Commissioner of Income-Tax, Jalandhar (Punjab), 213 ITR 512. That was

also a case where arrears of rent were received in subsequent years and AAR

ruled that these were neither assessable under Section 23 nor assessable as

income from other sources. The AAR had followed the judgment of Calcutta

High Court in Hamilton & Co. Pvt. Ltd. (supra) while coming to this

conclusion. In fact, there may not be any necessity to even take note of these

judgments as amendment made in the Income-tax Act by Finance Bill 2000

with the insertion of Section 25B of the Act would clinch the issue. Section

25B reads as under:-

―25B. Special provision of arrears or rent received.--Where the assessee -

(a) is the owner of any property consisting of any buildings or lands appurtenant thereto which has been let to a tenant; and

(b) has received any amount, by way of arrears of rent from such property, not charged to income- tax for any previous year, the amount so received, after deducting a sum equal to thirty per cent of such amount, shall be deemed to be the income chargeable under the head ‗Income from house property' and accordingly charged to income-tax as the income of that previous year in which such rent is received, whether the assessee is the owner of that property in that year or not.‖

12. No doubt, it has come into effect from 1.4.2001. However in B.M.

Gupta and Sons (HUF) v. Assistant Commissioner of Income-Tax, 299 ITR

410 (Del.), this Court has made it clear that the said provision is clarificatory

in nature. In that case, the question which arose for consideration is posed in

the following terms:-

―Whether the arrears of rent relating to the earlier year(s) could be brought to tax as income from house property of the previous year in which these are actually received?.‖

13. It is held in that case that Section 25B of the Act only clarifies the

position that if any arrears of rent are received in subsequent year, the same

will be taxed in the year of receipt. Once we proceed on this basis, the

obvious conclusion would be that the arrears of rent received in the

assessment year 2000-01 would not relate to the previous years and are to be

taxed in that year. For this reason, as far as these assessment years are

concerned, the Tribunal was right in holding that the arrears of rent received

in the assessment year 2000-01 could not be spread over the previous years,

i.e., 1996-97 to 1999-2000. The question of law, thus, framed is answered in

favour of the assessee and against the Revenue.
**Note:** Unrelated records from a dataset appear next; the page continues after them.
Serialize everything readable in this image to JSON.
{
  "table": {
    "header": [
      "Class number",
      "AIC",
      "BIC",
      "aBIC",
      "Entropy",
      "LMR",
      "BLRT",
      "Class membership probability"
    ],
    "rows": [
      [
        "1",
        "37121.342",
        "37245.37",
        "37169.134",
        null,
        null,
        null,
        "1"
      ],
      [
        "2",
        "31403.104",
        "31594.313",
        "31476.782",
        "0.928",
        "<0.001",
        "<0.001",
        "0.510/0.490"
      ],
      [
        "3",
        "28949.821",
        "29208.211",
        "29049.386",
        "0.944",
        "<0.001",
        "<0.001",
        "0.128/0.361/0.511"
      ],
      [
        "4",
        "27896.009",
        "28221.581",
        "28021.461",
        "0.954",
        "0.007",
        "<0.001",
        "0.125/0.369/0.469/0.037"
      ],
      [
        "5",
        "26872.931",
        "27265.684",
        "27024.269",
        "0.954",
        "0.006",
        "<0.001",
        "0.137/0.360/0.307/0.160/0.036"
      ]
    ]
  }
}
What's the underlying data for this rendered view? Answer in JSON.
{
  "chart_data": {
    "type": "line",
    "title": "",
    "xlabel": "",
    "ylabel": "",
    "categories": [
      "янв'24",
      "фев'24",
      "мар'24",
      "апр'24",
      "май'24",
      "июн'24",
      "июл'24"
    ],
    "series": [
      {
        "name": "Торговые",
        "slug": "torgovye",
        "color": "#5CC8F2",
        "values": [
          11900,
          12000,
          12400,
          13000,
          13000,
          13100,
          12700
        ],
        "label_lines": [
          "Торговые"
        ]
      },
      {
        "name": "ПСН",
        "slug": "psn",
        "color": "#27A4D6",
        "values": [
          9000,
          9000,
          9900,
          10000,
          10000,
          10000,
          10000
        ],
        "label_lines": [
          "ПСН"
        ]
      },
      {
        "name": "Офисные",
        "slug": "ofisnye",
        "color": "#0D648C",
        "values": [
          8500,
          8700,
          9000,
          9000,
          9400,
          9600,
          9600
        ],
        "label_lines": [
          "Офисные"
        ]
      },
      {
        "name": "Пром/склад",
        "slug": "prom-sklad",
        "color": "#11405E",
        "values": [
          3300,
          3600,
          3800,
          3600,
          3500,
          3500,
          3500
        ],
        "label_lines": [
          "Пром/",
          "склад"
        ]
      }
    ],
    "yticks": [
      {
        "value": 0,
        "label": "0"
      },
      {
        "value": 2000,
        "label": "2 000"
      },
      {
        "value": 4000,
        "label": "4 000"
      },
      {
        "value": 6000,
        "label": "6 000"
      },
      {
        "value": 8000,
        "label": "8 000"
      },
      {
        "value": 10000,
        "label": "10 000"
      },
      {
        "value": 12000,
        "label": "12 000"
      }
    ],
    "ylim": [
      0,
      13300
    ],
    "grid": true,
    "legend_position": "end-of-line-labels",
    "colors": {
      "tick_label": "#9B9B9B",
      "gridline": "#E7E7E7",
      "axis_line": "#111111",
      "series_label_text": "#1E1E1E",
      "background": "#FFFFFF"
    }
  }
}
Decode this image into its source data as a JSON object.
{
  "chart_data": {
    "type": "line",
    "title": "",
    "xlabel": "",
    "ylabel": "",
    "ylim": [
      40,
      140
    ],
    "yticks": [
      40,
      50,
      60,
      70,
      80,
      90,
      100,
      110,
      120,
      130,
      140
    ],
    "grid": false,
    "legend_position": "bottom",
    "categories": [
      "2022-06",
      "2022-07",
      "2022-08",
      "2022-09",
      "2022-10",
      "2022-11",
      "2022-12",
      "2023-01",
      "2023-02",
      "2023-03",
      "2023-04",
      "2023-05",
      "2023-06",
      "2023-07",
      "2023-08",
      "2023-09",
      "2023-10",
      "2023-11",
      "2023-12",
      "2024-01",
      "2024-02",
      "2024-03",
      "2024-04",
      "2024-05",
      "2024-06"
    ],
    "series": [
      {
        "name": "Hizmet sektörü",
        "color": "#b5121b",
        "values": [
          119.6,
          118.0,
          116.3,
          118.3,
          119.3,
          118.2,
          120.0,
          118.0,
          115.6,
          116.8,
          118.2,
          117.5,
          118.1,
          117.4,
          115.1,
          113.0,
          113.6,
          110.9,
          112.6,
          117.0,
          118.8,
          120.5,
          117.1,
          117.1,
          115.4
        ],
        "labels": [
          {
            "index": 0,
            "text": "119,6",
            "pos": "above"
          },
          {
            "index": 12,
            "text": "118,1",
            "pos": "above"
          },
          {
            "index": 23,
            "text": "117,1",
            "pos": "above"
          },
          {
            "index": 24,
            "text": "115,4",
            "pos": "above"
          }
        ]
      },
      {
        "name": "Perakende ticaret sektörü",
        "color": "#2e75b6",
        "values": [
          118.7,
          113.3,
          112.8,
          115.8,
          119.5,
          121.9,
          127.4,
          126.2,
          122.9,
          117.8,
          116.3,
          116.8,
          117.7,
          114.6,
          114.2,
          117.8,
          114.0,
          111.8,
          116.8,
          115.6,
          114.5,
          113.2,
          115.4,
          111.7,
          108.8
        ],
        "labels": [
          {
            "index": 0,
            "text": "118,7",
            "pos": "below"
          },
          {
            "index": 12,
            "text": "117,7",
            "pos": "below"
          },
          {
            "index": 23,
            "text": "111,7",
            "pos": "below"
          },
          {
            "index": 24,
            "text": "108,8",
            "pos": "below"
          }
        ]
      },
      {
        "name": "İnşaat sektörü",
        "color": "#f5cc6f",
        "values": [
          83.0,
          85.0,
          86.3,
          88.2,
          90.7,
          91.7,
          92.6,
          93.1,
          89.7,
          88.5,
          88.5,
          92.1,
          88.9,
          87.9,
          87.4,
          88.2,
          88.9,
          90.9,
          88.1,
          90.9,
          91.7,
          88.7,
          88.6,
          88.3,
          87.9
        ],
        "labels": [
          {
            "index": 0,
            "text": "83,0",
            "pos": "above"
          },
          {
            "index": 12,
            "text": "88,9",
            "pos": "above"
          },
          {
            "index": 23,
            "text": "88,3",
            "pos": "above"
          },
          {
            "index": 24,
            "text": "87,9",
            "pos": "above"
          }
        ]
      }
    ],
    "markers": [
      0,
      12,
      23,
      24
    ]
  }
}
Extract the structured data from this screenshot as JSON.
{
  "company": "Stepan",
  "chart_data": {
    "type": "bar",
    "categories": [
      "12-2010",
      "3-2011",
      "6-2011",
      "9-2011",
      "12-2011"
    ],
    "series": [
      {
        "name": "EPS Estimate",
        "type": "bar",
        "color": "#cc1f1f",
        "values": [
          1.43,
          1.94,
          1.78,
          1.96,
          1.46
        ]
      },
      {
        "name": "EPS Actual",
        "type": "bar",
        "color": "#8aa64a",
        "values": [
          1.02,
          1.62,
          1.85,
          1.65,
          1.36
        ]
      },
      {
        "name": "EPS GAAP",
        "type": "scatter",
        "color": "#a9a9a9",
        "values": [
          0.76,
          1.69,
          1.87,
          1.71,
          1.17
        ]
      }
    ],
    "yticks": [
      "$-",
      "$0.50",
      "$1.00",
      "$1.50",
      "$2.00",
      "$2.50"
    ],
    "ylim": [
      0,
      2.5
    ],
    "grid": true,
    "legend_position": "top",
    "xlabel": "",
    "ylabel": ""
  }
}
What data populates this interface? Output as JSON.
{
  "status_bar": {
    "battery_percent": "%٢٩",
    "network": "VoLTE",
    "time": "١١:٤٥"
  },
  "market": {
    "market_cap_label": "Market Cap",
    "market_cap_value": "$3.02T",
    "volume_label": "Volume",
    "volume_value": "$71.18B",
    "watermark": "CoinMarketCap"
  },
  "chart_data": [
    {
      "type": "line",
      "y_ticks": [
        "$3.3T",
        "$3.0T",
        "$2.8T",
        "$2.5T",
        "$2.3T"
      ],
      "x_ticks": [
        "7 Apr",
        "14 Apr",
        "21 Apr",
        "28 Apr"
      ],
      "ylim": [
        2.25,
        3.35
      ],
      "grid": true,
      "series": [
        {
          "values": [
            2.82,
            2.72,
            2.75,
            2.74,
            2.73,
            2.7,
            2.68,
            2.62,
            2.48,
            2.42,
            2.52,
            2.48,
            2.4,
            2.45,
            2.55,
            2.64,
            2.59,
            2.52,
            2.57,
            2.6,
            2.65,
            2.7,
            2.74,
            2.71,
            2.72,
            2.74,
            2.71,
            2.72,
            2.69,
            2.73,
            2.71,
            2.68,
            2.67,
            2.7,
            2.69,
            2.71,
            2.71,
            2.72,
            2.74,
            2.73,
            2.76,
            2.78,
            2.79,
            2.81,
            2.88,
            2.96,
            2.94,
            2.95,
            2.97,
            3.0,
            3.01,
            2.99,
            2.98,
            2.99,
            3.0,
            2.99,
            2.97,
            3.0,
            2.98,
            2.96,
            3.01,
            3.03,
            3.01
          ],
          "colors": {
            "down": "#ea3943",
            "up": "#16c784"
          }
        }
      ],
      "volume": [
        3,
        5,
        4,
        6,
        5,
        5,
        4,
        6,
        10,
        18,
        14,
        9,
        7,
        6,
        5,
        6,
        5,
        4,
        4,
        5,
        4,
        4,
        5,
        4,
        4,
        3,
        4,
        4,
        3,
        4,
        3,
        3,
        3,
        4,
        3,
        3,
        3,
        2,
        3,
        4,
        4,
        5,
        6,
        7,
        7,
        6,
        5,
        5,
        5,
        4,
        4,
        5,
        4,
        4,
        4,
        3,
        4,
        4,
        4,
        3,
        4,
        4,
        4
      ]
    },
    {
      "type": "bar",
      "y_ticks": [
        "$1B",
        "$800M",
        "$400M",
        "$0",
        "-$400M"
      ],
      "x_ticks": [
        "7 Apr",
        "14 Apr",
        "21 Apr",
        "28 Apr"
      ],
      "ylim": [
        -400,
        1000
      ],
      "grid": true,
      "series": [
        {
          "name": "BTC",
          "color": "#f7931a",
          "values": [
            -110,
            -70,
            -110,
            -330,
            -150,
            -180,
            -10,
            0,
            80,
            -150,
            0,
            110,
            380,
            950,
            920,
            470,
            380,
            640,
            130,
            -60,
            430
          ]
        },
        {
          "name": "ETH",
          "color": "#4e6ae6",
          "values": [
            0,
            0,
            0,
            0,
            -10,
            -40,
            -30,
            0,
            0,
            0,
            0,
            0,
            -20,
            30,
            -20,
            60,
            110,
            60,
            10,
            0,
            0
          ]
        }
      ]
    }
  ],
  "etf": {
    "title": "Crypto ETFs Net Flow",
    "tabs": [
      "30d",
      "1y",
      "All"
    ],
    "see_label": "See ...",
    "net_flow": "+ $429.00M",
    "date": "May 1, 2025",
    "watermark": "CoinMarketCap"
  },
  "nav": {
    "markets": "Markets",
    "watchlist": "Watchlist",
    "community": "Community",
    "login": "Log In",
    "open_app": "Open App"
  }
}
14. In view of the aforesaid and having regard to the provisions of Section

25B of the Act, the amount received as arrears of rent could be taxed at the

hands of the assessee in the assessment year 2000-01. However, the

Assessing Officer chose not to include the said arrears in the income of the

assessee in the said assessment year. Therefore, in this year this question has

not even fallen for consideration. Had the issue been alive for this assessment

year, we could have given the directions that the amount received should be

exigible to tax in this year. In the absence of any such issue, we cannot pass

any directions.

15. In so far as other issue, which arises in these appeals is concerned, that

relates to the maintenance and other charges paid by the assessee while

computing the ALV of the property. Since this amount was paid by the

assessee, it was rightly held to be deductible from the rent while computing

the ALV. On this aspect we are of the opinion that no question of law arises.

These appeals are accordingly dismissed.

(A.K. SIKRI) JUDGE

(M.L. MEHTA) JUDGE JANUARY 25, 2011 HP.